With this deal, Cairn has acquired its second overseas asset. The company has acreage in Sri Lanka, Block SL 2007- 01-001, where Cairn Lanka has made two successive discoveries in the three well drilling programmes.

The closure of this transaction is subject to South African regulatory approvals, Cairn said in a statement here. Cairn India will be the operator and hold 60 per cent interest in the block, through a wholly-owned South African subsidiary. PetroSA will hold the remaining interest.

Sources told

Business Line that at this stage there is no upfront investment involved. Cairn’s investment commitment is directly linked to the work programme it will do in the block, the official said.

This acquisition was part of expected capital expenditure in the next two years of $2 billion planned by the company.

Recently, outgoing CEO Rahul Dhir had, at an analyst call, said, “The company is actively pursuing international ventures and is well placed to grow… It’s likely to be farm-ins and acquisitions of exploration blocks.”

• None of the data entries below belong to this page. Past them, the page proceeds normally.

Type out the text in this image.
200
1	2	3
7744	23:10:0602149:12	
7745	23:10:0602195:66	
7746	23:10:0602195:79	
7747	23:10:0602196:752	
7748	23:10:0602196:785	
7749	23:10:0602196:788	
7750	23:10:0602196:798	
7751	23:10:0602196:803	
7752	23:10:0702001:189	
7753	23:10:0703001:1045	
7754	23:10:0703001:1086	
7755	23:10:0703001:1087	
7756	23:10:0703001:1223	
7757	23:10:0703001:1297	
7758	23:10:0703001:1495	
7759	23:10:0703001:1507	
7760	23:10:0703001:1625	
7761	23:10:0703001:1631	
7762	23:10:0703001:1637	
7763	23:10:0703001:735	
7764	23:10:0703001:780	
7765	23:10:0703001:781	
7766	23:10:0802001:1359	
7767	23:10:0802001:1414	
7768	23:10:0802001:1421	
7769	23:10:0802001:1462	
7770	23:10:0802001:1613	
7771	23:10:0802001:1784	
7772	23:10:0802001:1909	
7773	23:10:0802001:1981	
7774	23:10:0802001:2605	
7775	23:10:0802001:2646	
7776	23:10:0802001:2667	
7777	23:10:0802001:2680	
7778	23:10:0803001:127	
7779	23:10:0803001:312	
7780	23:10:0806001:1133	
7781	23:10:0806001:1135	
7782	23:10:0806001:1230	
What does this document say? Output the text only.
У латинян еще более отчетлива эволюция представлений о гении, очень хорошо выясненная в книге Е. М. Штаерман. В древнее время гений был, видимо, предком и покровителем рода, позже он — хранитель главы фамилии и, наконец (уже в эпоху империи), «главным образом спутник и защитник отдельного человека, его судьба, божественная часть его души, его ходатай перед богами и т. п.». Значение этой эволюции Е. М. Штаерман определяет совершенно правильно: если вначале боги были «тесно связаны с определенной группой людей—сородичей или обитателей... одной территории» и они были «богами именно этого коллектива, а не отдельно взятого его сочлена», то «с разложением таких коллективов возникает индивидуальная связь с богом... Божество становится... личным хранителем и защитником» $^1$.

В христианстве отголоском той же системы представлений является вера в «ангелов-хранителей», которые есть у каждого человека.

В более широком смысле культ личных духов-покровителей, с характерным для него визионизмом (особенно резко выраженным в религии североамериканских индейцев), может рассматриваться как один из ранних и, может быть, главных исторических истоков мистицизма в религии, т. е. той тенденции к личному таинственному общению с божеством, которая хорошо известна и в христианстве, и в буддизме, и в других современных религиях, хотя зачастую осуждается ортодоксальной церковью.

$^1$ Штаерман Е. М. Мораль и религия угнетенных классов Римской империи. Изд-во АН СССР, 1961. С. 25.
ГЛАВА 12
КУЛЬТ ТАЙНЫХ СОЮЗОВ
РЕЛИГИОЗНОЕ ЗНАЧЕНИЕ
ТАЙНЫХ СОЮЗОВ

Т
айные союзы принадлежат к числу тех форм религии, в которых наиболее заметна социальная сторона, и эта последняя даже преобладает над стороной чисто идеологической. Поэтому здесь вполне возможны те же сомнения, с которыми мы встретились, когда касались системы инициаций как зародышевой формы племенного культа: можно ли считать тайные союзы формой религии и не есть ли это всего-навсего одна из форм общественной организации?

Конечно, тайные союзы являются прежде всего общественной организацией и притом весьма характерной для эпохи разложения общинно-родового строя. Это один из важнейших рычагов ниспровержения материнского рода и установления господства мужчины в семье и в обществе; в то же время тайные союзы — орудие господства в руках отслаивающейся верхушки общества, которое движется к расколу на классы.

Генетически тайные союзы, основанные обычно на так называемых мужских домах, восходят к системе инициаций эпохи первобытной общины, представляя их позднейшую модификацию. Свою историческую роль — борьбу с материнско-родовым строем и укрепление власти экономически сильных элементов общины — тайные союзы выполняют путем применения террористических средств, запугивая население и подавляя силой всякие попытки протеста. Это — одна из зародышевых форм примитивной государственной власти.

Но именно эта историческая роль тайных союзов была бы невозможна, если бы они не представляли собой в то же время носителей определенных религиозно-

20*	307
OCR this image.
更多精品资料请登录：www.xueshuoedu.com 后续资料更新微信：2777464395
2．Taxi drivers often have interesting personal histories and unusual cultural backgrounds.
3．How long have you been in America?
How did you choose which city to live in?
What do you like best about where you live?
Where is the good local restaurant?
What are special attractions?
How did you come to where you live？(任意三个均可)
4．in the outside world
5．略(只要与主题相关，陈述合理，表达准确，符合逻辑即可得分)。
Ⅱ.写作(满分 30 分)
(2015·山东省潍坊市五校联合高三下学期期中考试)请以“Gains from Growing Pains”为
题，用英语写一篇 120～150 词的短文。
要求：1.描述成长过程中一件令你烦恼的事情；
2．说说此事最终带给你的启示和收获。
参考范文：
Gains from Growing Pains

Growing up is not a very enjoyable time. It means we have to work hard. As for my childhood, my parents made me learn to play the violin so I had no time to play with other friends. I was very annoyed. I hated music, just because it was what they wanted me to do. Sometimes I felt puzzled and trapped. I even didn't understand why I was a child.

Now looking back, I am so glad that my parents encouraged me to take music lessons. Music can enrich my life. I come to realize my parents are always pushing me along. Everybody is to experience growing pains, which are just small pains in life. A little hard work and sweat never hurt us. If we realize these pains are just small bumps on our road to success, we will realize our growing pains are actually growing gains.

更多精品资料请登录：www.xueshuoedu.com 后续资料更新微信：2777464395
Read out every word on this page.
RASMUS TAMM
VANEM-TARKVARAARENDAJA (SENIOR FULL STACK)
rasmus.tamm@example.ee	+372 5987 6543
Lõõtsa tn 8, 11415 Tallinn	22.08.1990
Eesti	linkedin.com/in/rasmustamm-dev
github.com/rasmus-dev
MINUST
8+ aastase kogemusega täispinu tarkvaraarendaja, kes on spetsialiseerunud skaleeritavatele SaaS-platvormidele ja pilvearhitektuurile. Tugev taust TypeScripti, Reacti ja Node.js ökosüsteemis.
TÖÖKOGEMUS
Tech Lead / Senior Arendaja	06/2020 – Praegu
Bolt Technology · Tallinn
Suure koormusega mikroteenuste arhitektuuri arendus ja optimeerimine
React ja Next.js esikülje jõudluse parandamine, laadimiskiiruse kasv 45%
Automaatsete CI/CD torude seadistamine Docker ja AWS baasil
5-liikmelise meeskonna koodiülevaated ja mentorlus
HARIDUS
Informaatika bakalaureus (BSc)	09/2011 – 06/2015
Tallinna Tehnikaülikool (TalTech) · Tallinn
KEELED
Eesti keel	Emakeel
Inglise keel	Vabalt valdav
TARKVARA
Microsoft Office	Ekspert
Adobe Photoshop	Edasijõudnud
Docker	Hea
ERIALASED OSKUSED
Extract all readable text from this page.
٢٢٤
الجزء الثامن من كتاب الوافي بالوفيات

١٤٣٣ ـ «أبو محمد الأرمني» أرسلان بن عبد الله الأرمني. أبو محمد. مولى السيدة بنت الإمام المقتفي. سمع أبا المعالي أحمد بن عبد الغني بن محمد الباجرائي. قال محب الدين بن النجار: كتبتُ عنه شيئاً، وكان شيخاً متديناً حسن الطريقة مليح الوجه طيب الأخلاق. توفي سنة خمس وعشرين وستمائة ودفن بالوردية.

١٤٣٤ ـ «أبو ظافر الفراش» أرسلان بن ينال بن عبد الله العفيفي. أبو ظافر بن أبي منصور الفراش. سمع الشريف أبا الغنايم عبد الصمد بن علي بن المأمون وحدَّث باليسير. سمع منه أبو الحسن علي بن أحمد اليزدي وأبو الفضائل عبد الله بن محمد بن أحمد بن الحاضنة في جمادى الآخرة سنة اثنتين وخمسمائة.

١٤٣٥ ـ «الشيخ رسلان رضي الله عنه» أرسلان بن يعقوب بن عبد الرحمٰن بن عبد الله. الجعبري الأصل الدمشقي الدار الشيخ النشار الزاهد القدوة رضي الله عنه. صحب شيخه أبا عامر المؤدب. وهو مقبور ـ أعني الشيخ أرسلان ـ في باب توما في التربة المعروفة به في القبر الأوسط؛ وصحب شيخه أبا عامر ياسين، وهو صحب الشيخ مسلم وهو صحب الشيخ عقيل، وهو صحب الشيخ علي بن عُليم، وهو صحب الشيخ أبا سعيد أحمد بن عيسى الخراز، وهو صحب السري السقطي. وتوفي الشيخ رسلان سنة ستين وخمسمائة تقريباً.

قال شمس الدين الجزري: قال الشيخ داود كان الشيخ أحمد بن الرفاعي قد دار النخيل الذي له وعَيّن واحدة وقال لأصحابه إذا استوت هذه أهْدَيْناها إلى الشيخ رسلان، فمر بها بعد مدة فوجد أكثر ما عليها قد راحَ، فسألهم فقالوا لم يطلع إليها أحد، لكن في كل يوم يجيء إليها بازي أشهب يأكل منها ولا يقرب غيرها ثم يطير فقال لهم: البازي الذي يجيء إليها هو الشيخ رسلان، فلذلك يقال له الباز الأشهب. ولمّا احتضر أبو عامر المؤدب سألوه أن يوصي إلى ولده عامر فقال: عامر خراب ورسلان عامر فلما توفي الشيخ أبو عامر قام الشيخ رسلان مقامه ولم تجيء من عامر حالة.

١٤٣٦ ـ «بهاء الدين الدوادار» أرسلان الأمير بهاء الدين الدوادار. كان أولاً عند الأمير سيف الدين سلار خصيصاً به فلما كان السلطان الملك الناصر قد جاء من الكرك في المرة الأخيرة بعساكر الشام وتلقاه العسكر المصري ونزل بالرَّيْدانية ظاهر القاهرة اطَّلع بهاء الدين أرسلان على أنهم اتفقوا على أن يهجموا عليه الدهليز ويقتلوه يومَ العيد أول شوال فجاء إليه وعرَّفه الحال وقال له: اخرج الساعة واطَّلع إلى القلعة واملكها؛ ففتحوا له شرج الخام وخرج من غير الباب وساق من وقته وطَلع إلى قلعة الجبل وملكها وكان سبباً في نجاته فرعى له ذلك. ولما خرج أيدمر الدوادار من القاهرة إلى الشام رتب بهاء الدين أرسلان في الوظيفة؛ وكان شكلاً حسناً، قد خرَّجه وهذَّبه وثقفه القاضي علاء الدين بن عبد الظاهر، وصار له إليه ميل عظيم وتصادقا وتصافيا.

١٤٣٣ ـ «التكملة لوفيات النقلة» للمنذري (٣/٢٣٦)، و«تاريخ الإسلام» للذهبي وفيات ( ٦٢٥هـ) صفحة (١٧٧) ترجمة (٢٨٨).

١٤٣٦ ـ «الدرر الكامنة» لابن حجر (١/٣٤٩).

Block 1 is in the initial stages of exploration. It has an existing gas discovery and identified oil and gas leads and prospects. Located in the geologically-proven Orange Basin along the north-western maritime border of South Africa with Namibia, the block is on trend with the discovered Kudu and Ibhubesi gas fields.

Today, Cairn has nine blocks under its portfolio, located in Rajasthan -Barmer (one), Krishna-Godavari Basin (four), Mumbai Offshore (one), Palar-Pennar (one), Cambay Basin (one), and Sri Lanka (one).

Rajasthan block

Rajasthan is Cairn’s premium asset.

The block management committee is meeting on Friday to deliberate upon the work programme and carry-forward budget.

The Rajasthan block has a total estimated gross in-place resource of 7.3 billion barrels of oil equivalent with an expected recovery of 1.7 billion barrels of oil equivalent. The resource base supports the currently envisaged basin potential of 300,000 barrels of oil a day.

The three main fields – Mangala, Bhagyam and Aishwariya -- have gross recoverable oil reserves and resources of approximately one billion barrels. The current production from the fields is 175,000 barrels of oil a day.